From a technical perspective, We have isolated an acyclic two-coordinate mono-cationic germylene of type [alkyl(NHC)Ge:]+ which features essentially no π-donor stabilization of the metal center and hence has a very small HOMO-LUMO gap (187 kJ mol-1). This facilitates versatile oxidative reaction chemistry including C-Cl insertion and [2+1] cycloaddition. Most interestingly, it allows for the synthesis of the first examples of heavier Group 14 element cations containing M=E multiple bonds (E = C, N) via oxidative addition. From a synthetic viewpoint, the use of an electrostatic (rather than wholly steric) approach to discourage aggregation allows access to a system containing a very rare primary (i.e. CH-containing) alkylidene fragment. Reactions with different oxo-transfer reagents were also examined; in the case of electron-deficient oxo-transfer compound this led to the formation of a GeIV compound in which the presumed germanone fragment, [alkyl(NHC)Ge(O)]+, is trapped by a second molecule of the pyridine-N-oxide. This work was recently published in Angewandte Chemie (2016, 55, 378-382). Steric and electronic tuning of the substituents at germanium allows control of aggregation. Thus, combination of smaller NHC with strongly σ-donating boryl ligand result in dimerization to give a dicationic digermene [X(NHC)Ge=Ge(NHC)X]2+ (X = boryl) which dissociates into monomeric counterpart in presence of suitable ligand and activates E-H bonds at ambient temperature.

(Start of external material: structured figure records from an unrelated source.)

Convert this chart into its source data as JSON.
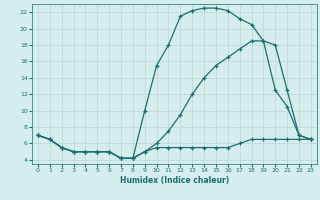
{
  "xlabel": "Humidex (Indice chaleur)",
  "bg_color": "#d6edee",
  "grid_color": "#c0d8d8",
  "line_color": "#1a7070",
  "xlim": [
    -0.5,
    23.5
  ],
  "ylim": [
    3.5,
    23
  ],
  "yticks": [
    4,
    6,
    8,
    10,
    12,
    14,
    16,
    18,
    20,
    22
  ],
  "xticks": [
    0,
    1,
    2,
    3,
    4,
    5,
    6,
    7,
    8,
    9,
    10,
    11,
    12,
    13,
    14,
    15,
    16,
    17,
    18,
    19,
    20,
    21,
    22,
    23
  ],
  "curve_top_x": [
    0,
    1,
    2,
    3,
    4,
    5,
    6,
    7,
    8,
    9,
    10,
    11,
    12,
    13,
    14,
    15,
    16,
    17,
    18,
    19,
    20,
    21,
    22,
    23
  ],
  "curve_top_y": [
    7,
    6.5,
    5.5,
    5,
    5,
    5,
    5,
    4.2,
    4.2,
    10,
    15.5,
    18,
    21.5,
    22.2,
    22.5,
    22.5,
    22.2,
    21.2,
    20.5,
    18.5,
    12.5,
    10.5,
    7,
    6.5
  ],
  "curve_mid_x": [
    0,
    1,
    2,
    3,
    4,
    5,
    6,
    7,
    8,
    9,
    10,
    11,
    12,
    13,
    14,
    15,
    16,
    17,
    18,
    19,
    20,
    21,
    22,
    23
  ],
  "curve_mid_y": [
    7,
    6.5,
    5.5,
    5,
    5,
    5,
    5,
    4.2,
    4.2,
    5,
    6,
    7.5,
    9.5,
    12,
    14,
    15.5,
    16.5,
    17.5,
    18.5,
    18.5,
    18,
    12.5,
    7,
    6.5
  ],
  "curve_bot_x": [
    0,
    1,
    2,
    3,
    4,
    5,
    6,
    7,
    8,
    9,
    10,
    11,
    12,
    13,
    14,
    15,
    16,
    17,
    18,
    19,
    20,
    21,
    22,
    23
  ],
  "curve_bot_y": [
    7,
    6.5,
    5.5,
    5,
    5,
    5,
    5,
    4.2,
    4.2,
    5,
    5.5,
    5.5,
    5.5,
    5.5,
    5.5,
    5.5,
    5.5,
    6,
    6.5,
    6.5,
    6.5,
    6.5,
    6.5,
    6.5
  ]
}
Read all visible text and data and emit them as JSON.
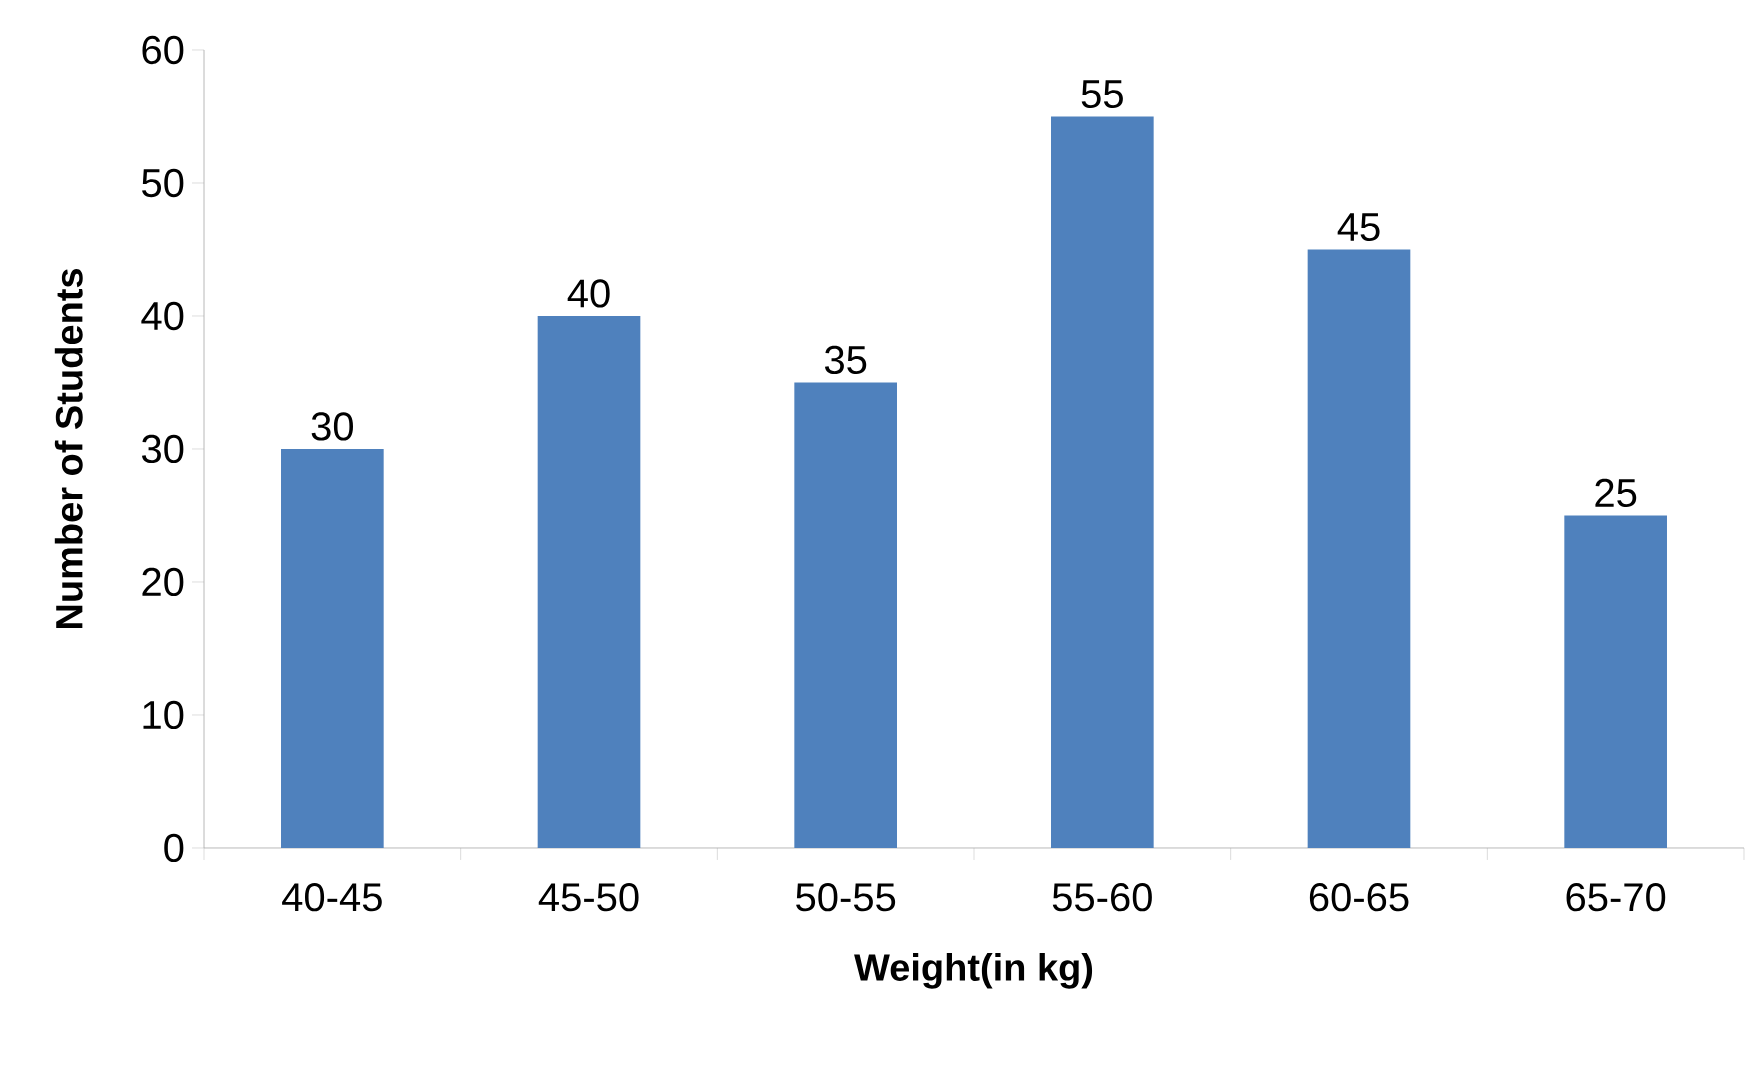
{
  "chart_data": {
    "type": "bar",
    "xlabel": "Weight(in kg)",
    "ylabel": "Number of Students",
    "categories": [
      "40-45",
      "45-50",
      "50-55",
      "55-60",
      "60-65",
      "65-70"
    ],
    "values": [
      30,
      40,
      35,
      55,
      45,
      25
    ],
    "color": "#4f81bd",
    "ylim": [
      0,
      60
    ],
    "yticks": [
      0,
      10,
      20,
      30,
      40,
      50,
      60
    ],
    "grid": false,
    "data_labels": true
  }
}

Various boryl-stabilized low-valent Ge species were successfully synthesized. Use of a milder Mg(I) reducing agent gave mono-NHC-coordinated dinuclear Ge(I) species, while the use of forcing conditions (excess KC8) generates the more highly reduced, formally Ge0 compound [{boryl}GeGe{boryl}]2- (boryl = {(HCDippN)2B}). Chemical oxidation of the Ge0 compound gave access to a compound of composition (boryl)2Ge2. It turned out to be more stable in its 1,1-form, {boryl}2GeGe (digermavinylidene), rather than the expected 1,2 system (boryl)GeGe(boryl). Compound {boryl}2GeGe is the first structurally characterized compound of the type R2EE (R = anionic ligand) which is stable at room temperature for any of the Group 14 elements. Initial reactivity studies show that both the mono-NHC-coordinated dinuclear Ge(I) species and the digermavinylidene are able to activate H2 under mild condition in accord with the proposed reactivity behavior. This work is currently under consideration for publication in Nature Chemistry.

Transformation of this stoichiometric reactivity to viable catalytic processes has not yet been achieved, but represents one of the major goals of the project going forward, and one which will be enabled by the significant ground work established by Dr Rit during the period of the Fellowship.